I feel like I’ve expressed this a little already, but I really hate the idea of groveling and shaming in relationship to faith. It doesn’t work for me. I understand it is really effective for some people, but I feel like God is a compassionate force. Beating myself up and begging for mercy is just less productive for me. Which is why I fall into the second category of fasters: the Embracers
The Fast Embracers
I wont lie and say that fasting is pleasurable for me. I definitely go through the hangry stage (hungry-angry) around 3 or 4pm. But in choosing to fast, I am grateful for my ability to fast. Judaism forbids the fasting of children (under B’nei Mitzvah age), women who have recently delivered babies, and the critically ill. How lucky am I to have this strong body that can run for 25 hours without food or water? What a luxury to make a choice to go hungry as opposed to having it forced upon me by poverty. It is a gift. I begin my fast with gratefulness and peace as opposed to fear and determination.
As I am fasting, I am acutely aware of the sensations of hunger and thirst. Rather than quenching my thirst with water, I drink up the prayers and the gentle hum of meditation. Instead of eating, I sate my hunger with the decadence that is the Yom Kippur service. It is a dramatic, all-encompassing service. When I tremble with awe before God, I recognize that it may be my blood sugar dropping, but that trembling is a foreign sensation, and it helps to set apart this day from every other day in my life.
I relax into my fast. By the end of Neilah (his incredibly desperate and groping service) I can’t even read the english texts correctly. Do you know what I do? I laugh. I am full of giggles by the end of Neilah. When it is time to break the fast, I have relaxed into it so deeply, that I am full of unexplainable joy.

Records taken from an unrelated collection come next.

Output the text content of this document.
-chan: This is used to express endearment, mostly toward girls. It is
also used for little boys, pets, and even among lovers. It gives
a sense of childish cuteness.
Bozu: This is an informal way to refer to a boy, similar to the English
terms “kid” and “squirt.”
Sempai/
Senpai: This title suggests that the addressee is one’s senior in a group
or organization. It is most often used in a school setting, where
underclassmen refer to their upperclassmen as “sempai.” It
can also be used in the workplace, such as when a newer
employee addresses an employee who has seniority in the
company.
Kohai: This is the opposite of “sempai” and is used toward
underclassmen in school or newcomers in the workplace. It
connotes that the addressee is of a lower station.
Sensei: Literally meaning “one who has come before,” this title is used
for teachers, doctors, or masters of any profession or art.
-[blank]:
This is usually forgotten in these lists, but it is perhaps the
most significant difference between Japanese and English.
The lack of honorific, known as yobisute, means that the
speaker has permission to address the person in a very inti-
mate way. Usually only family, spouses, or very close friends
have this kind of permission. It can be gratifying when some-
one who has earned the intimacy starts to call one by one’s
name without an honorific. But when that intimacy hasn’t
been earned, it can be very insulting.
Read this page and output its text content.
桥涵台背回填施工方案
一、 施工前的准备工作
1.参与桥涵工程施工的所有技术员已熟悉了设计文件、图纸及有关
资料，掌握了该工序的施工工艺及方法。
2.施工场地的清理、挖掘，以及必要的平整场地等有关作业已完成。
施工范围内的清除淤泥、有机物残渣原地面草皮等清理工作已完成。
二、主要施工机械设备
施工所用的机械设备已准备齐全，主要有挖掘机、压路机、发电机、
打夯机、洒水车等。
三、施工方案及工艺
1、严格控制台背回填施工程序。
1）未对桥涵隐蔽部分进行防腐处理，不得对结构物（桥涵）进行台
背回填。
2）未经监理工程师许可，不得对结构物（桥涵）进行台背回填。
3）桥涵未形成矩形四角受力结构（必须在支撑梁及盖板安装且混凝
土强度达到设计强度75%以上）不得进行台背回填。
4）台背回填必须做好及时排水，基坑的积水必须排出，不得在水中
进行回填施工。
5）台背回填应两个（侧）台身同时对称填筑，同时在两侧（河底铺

That joy is relief. Relief that my body can handle 25 hours without food or drink. Relief that I have another year ahead of me. Relief that I just went through 10 days of deep introspection, and hopefully came out with some new ideas or needed reminders for how to live my life on a more divine path. It’s true, I bust out of services as quick as anyone else and head to a restaurant and have a big meal, but I while I am fasting, I try to find the good stuff.
Are there more than two ways to fast? Why do you fast or not fast? Is there a “right” way to go about it? Do you see the closing of the gates as a threat or as something else?